Henrik dio un paso atrás.
– ¿Y? -preguntó-. He trabajado mucho. He planeado todos los asaltos, y vosotros solo…
– Henke -lo interrumpió-, hablas demasiado.
– ¿Yo hablo demasiado? Puedes…
Pero Tommy no lo escuchó, le dio un puñetazo en el estómago, un golpe duro, y Henrik retrocedió tambaleándose. Tenía una piedra detrás; se sentó pesadamente en ella y bajó la mirada.
El anorak tenía una raja. Un delgado corte recorría el tejido hacia su ombligo.
Tommy hurgó con rapidez en los bolsillos del anorak de Henrik y sacó las llaves del coche.
– No te muevas…, si lo haces te vuelvo a rajar.
Henrik no se movió. Tenía el estómago encogido.
El dolor le llegaba en oleadas; de pronto se inclinó y vomitó entre las piernas.
Tommy se apartó un par de pasos, se recolocó el fusil sobre el hombro y se guardó el afilado destornillador en el bolsillo trasero.
Henrik tosió con dificultad y alzó la vista hacia él.
– Tommy…
Pero este se limitó a negar con la cabeza.
– ¿Crees realmente que nos llamamos Tommy y Freddy? Esos son nuestros nombres artísticos.
A Henrik se le habían acabado las palabras. También las fuerzas. Continuó sentado en la piedra en silencio.
Mientras, Freddy había seguido cargando la mercancía robada en la furgoneta. Al fin cerró la puerta trasera.
– ¡Listo!
– Bien. -Tommy enderezó la espalda, se rascó la mejilla y miró a Henrik-. Tendrás que coger el autobús de vuelta…, o lo que pase por aquí. ¿Un carro de caballos?
Él no respondió. Siguió sentado en la piedra y observó a los dos hermanos. Freddy se sentó sin prisa tras el volante de la furgoneta mientras Tommy se acomodaba en el Saab de Henrik.
Le estaban robando el coche y la barca, y él solo podía mirar.
Los vio alejarse por la carretera de la costa.
Al fin se apartó la mano del estómago y miró. La raja de su anorak se había teñido de rojo.
Sin embargo, no sangraba mucho, apenas un hilillo. Una vez había donado sangre y le sacaron medio litro. Aquella pérdida no era nada.
Un poco de dolor de estómago, una pequeña conmoción y un vómito. No corría ningún peligro.
Al fin consiguió ponerse de pie. La sangre le palpitaba en la herida al mismo ritmo de las olas que rompían en la playa, pero podía caminar. Seguramente no le había tocado los intestinos ni el hígado.

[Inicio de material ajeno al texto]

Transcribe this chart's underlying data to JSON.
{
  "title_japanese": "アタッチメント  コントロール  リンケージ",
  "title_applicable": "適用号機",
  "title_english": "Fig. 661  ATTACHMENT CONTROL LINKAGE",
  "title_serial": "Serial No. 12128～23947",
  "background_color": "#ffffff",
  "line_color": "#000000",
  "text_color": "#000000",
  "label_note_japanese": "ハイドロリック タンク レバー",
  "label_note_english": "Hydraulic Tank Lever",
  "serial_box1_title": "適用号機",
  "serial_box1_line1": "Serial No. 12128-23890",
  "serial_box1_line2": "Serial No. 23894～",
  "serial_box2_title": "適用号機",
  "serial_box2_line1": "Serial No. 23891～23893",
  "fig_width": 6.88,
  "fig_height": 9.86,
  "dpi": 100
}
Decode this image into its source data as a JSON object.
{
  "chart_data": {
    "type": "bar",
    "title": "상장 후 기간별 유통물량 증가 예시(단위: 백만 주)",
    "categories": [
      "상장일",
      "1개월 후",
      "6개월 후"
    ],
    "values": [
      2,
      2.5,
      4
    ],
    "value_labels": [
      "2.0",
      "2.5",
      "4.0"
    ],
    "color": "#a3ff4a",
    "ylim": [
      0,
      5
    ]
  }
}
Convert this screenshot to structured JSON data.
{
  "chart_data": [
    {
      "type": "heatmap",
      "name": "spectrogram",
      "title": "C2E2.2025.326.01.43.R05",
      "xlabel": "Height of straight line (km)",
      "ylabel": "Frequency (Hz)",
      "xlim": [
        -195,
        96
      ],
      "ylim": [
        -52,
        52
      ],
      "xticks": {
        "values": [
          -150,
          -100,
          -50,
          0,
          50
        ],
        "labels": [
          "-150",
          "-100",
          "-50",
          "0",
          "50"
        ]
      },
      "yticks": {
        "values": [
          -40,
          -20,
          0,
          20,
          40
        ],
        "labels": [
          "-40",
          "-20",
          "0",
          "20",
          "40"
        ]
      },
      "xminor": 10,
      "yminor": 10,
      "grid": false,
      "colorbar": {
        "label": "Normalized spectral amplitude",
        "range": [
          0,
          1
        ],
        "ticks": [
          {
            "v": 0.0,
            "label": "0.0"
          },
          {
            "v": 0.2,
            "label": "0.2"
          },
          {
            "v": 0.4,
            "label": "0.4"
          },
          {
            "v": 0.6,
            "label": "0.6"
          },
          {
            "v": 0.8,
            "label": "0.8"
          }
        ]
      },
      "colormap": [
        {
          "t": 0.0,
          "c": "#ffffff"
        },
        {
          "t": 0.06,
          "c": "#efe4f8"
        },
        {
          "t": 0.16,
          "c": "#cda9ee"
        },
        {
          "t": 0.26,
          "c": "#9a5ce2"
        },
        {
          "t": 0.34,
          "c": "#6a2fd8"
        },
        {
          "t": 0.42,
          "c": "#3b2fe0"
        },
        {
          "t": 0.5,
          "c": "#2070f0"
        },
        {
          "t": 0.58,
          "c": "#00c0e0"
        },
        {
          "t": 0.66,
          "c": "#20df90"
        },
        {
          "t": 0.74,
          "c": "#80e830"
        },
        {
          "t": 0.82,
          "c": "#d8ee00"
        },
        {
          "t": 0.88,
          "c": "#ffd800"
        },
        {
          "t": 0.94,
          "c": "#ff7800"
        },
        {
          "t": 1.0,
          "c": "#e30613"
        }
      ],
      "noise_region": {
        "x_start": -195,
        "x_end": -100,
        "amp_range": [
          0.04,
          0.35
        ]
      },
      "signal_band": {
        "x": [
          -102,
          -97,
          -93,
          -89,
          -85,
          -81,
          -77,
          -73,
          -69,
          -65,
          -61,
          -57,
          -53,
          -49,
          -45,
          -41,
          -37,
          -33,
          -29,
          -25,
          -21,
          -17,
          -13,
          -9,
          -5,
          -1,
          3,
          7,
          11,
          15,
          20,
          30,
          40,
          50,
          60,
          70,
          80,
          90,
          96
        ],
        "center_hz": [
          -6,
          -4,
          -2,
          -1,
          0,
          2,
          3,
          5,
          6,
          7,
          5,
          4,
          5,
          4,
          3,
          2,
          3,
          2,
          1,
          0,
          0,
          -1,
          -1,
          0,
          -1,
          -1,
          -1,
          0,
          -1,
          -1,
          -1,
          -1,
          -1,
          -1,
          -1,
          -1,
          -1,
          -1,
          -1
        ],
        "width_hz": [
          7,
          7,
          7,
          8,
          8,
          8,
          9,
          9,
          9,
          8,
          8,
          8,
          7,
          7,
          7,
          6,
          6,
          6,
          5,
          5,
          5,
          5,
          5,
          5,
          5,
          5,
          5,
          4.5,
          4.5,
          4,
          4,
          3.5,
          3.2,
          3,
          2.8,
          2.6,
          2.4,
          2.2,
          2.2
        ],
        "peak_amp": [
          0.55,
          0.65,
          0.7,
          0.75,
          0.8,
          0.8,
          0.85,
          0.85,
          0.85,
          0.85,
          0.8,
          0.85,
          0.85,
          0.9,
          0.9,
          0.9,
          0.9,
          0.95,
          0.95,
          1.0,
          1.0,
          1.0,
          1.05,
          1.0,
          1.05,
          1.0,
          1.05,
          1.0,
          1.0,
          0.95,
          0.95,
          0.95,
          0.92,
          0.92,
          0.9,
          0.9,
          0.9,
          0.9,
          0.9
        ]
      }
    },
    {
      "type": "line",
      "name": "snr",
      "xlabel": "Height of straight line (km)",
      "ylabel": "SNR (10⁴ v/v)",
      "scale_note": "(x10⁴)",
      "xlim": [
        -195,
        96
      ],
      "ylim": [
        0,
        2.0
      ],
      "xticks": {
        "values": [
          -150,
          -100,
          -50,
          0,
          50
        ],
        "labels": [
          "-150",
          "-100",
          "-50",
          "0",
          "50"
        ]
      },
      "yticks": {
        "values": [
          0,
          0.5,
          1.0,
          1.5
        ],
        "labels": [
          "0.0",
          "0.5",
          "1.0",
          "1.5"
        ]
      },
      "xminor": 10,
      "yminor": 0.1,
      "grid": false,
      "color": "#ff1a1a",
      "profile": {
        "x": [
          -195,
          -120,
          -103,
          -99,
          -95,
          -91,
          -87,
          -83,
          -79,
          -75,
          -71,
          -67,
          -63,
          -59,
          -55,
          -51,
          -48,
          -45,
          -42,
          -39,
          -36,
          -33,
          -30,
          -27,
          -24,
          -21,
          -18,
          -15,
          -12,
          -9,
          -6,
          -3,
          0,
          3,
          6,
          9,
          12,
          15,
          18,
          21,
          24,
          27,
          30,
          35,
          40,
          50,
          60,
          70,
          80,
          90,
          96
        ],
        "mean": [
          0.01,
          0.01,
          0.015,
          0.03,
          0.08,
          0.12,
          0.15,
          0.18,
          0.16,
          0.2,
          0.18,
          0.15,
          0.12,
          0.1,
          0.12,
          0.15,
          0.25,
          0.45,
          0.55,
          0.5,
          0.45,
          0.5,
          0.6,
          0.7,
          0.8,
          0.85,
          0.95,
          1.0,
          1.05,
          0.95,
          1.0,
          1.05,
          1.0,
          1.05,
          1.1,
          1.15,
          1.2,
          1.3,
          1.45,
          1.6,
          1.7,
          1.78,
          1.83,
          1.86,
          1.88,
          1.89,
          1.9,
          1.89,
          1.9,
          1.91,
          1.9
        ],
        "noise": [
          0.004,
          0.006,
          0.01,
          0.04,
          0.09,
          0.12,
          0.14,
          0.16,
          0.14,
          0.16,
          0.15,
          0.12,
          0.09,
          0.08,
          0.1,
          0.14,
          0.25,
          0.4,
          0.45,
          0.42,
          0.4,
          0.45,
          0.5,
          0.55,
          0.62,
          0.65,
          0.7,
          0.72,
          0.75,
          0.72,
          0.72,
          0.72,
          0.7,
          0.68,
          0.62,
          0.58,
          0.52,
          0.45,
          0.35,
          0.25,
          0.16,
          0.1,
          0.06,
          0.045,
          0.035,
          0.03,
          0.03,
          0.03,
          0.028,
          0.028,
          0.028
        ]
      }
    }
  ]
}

Había empezado a soplar un viento frío del mar. Henrik recordó que su abuelo había muerto allí solo un día de invierno, pero luego alejó ese pensamiento.
Apretándose el abdomen con la mano se encaminó hacia el cobertizo. La puerta estaba entreabierta, y se detuvo en el umbral.
Toda la mercancía robada había desaparecido. El único consuelo era que Tommy y Freddy también se habían llevado la vieja lámpara. Quizá ahora serían ellos los que oyeran el golpeteo.
Caminando con dificultad, cruzó el umbral y se dirigió al banco de carpintero de su abuelo.
Allí estaba la vieja hacha de madera de Algot, pequeña pero fiable. Y la alargada y delgada guadaña se hallaba en un rincón. Cogió ambas herramientas y salió despacio a la nieve.
El candado se había caído al suelo y Henrik no lo encontró. Lo único que pudo hacer fue cerrar la puerta.
Luego echó a andar, alejándose del camino y los cobertizos y se dirigió al prado junto a la playa.
Caminó hacia el norte por la costa, con la cabeza agachada; avanzaba en diagonal al vendaval. El gorro de lana y el anorak forrado lo protegían, pero le escocían la nariz y los ojos.
Henrik se olvidó del frío, solo caminaba.
Los hermanos Serelius, o como se llamaran, lo habían agredido y le habían robado la barca. Y habían hablado de ir a ludden.
En ese caso, Henrik los encontraría.
Tilda llamó a la puerta del apartamento de Henrik Jansson: un largo timbrazo. Esperó en silencio junto a Mats Torstensson, uno de sus colegas de la ciudad.